Module learning outcomes

  1. Explain the difference between strong, weak and general AI, understand the relationship between computation and AI, define the machine learning paradigm, and distinguish it from the wider field of AI

  2. Compute partial derivatives and understand the concept of the gradient as a generalisation of the derivative

  3. Express, manipulate and solve systems of linear equations using linear algebra, and apply linear regression and logistic regression

  4. Optimise multivariate functions using gradient descent

  5. Explain the concept of overfitting and how regularisation can be used to prevent it

  6. Construct a basic neural network using a modern machine learning library and learn its weights via optimisation using the backpropagation algorithm

  7. Deconstruct ethical arguments relating to AI and its applications, and appreciate the ethical and privacy implications of machine learning

Indicative assessment

Task % of module mark
Essay/coursework 40
Online Exam -less than 24hrs (Centrally scheduled) 60

Special assessment rules

None

Indicative reassessment

Task % of module mark
Essay/coursework 40
Online Exam -less than 24hrs (Centrally scheduled) 60

Module feedback

Feedback is provided through work in practical sessions, and after the assessments as per normal University guidelines.

Indicative reading

  • Artificial Intelligence: A Modern Approach by Russell and Norvig



The information on this page is indicative of the module that is currently on offer.

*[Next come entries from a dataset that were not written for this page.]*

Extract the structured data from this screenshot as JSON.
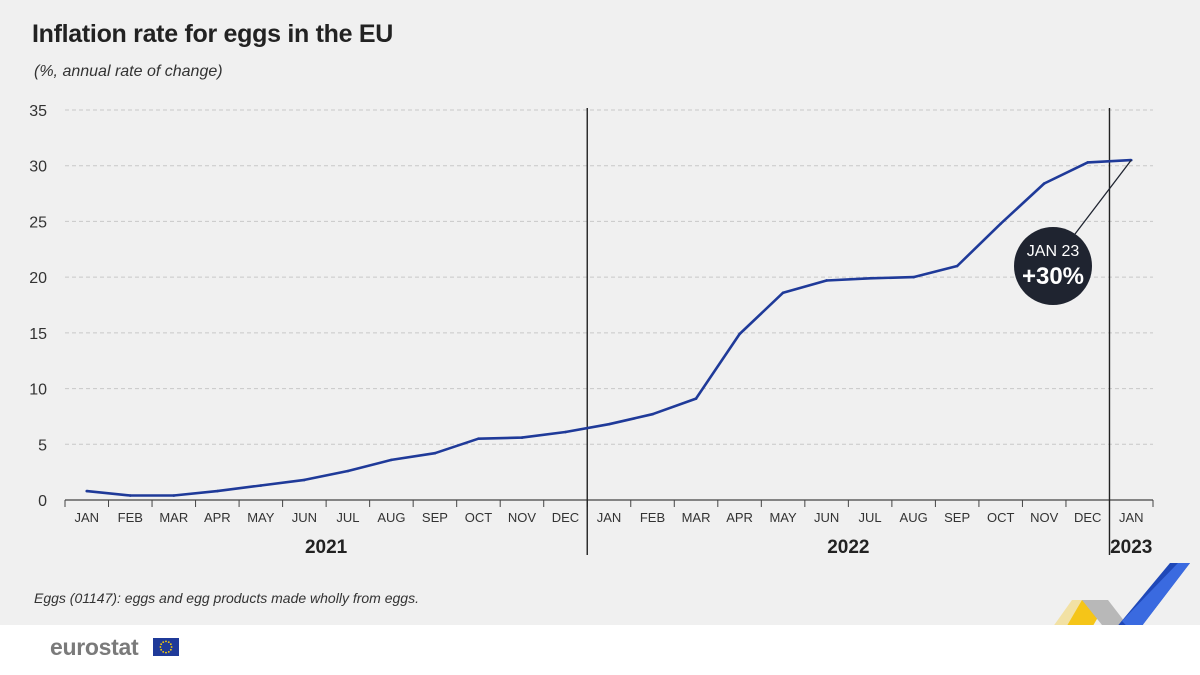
{
  "title": "Inflation rate for eggs in the EU",
  "subtitle": "(%, annual rate of change)",
  "footnote": "Eggs (01147): eggs and egg products made wholly from eggs.",
  "brand": {
    "name": "eurostat"
  },
  "colors": {
    "line": "#1f3a99",
    "badge": "#1f2430",
    "background": "#f0f0f0"
  },
  "annotation": {
    "label": "JAN 23",
    "value": "+30%"
  },
  "chart_data": {
    "type": "line",
    "title": "Inflation rate for eggs in the EU",
    "ylabel": "(%, annual rate of change)",
    "ylim": [
      0,
      35
    ],
    "yticks": [
      0,
      5,
      10,
      15,
      20,
      25,
      30,
      35
    ],
    "grid": true,
    "categories": [
      "JAN",
      "FEB",
      "MAR",
      "APR",
      "MAY",
      "JUN",
      "JUL",
      "AUG",
      "SEP",
      "OCT",
      "NOV",
      "DEC",
      "JAN",
      "FEB",
      "MAR",
      "APR",
      "MAY",
      "JUN",
      "JUL",
      "AUG",
      "SEP",
      "OCT",
      "NOV",
      "DEC",
      "JAN"
    ],
    "years": [
      {
        "label": "2021",
        "start": 0,
        "end": 11
      },
      {
        "label": "2022",
        "start": 12,
        "end": 23
      },
      {
        "label": "2023",
        "start": 24,
        "end": 24
      }
    ],
    "series": [
      {
        "values": [
          0.8,
          0.4,
          0.4,
          0.8,
          1.3,
          1.8,
          2.6,
          3.6,
          4.2,
          5.5,
          5.6,
          6.1,
          6.8,
          7.7,
          9.1,
          14.9,
          18.6,
          19.7,
          19.9,
          20.0,
          21.0,
          24.8,
          28.4,
          30.3,
          30.5
        ]
      }
    ]
  }
}
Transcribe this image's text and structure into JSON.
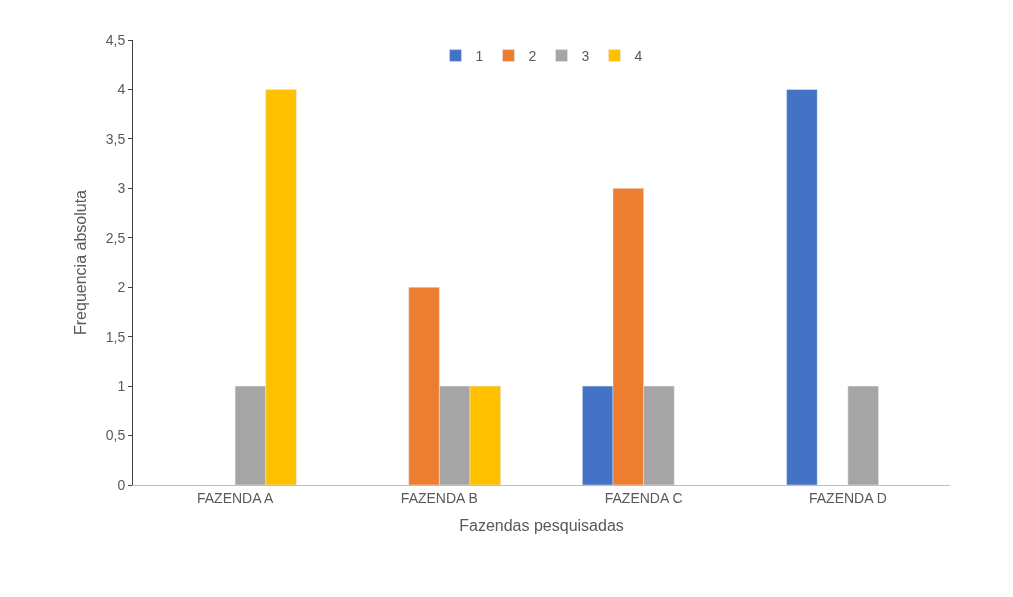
{
  "chart_data": {
    "type": "bar",
    "xlabel": "Fazendas pesquisadas",
    "ylabel": "Frequencia absoluta",
    "categories": [
      "FAZENDA A",
      "FAZENDA B",
      "FAZENDA C",
      "FAZENDA D"
    ],
    "series": [
      {
        "name": "1",
        "color": "#4472c4",
        "values": [
          null,
          null,
          1,
          4
        ]
      },
      {
        "name": "2",
        "color": "#ed7d31",
        "values": [
          null,
          2,
          3,
          null
        ]
      },
      {
        "name": "3",
        "color": "#a5a5a5",
        "values": [
          1,
          1,
          1,
          1
        ]
      },
      {
        "name": "4",
        "color": "#ffc000",
        "values": [
          4,
          1,
          null,
          null
        ]
      }
    ],
    "ylim": [
      0,
      4.5
    ],
    "yticks": [
      0,
      {
        "value": 0.5,
        "label": "0,5"
      },
      1,
      {
        "value": 1.5,
        "label": "1,5"
      },
      2,
      {
        "value": 2.5,
        "label": "2,5"
      },
      3,
      {
        "value": 3.5,
        "label": "3,5"
      },
      4,
      {
        "value": 4.5,
        "label": "4,5"
      }
    ],
    "grid": false,
    "legend": "top"
  }
}
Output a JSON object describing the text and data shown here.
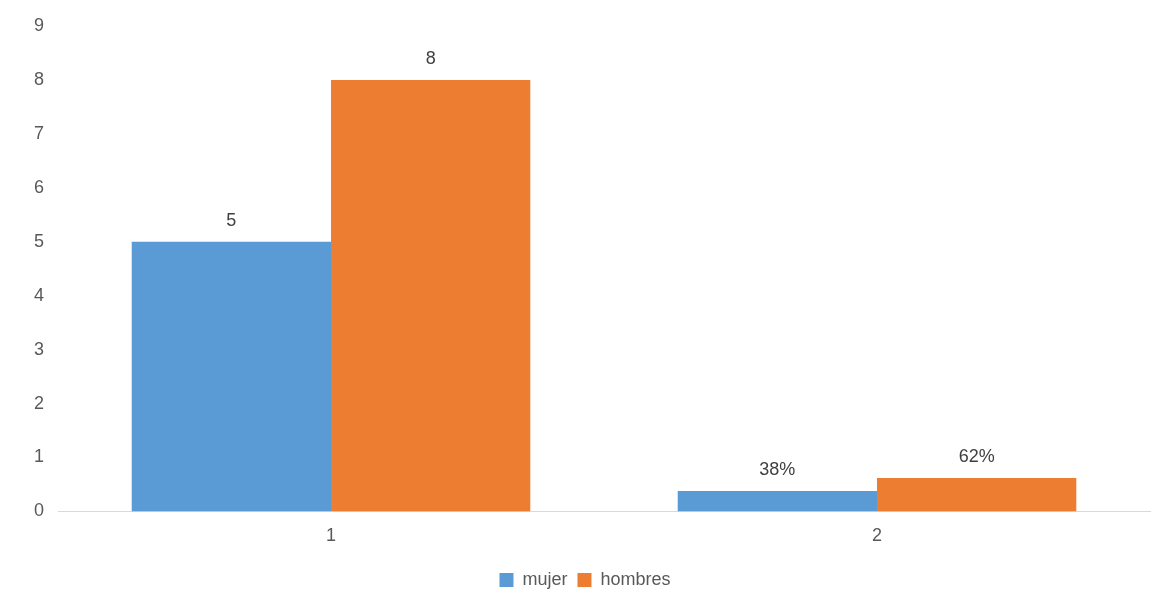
{
  "chart_data": {
    "type": "bar",
    "categories": [
      "1",
      "2"
    ],
    "series": [
      {
        "name": "mujer",
        "color": "#5b9bd5",
        "values": [
          5,
          0.38
        ],
        "value_labels": [
          "5",
          "38%"
        ]
      },
      {
        "name": "hombres",
        "color": "#ed7d31",
        "values": [
          8,
          0.62
        ],
        "value_labels": [
          "8",
          "62%"
        ]
      }
    ],
    "ylim": [
      0,
      9
    ],
    "yticks": [
      0,
      1,
      2,
      3,
      4,
      5,
      6,
      7,
      8,
      9
    ],
    "grid": false,
    "legend": "bottom"
  }
}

The University constantly explores ways to enhance and improve its degree programmes and therefore reserves the right to make variations to the content and method of delivery of modules, and to discontinue modules, if such action is reasonably considered to be necessary. In some instances it may be appropriate for the University to notify and consult with affected students about module changes in accordance with the University's policy on the Approval of Modifications to Existing Taught Programmes of Study.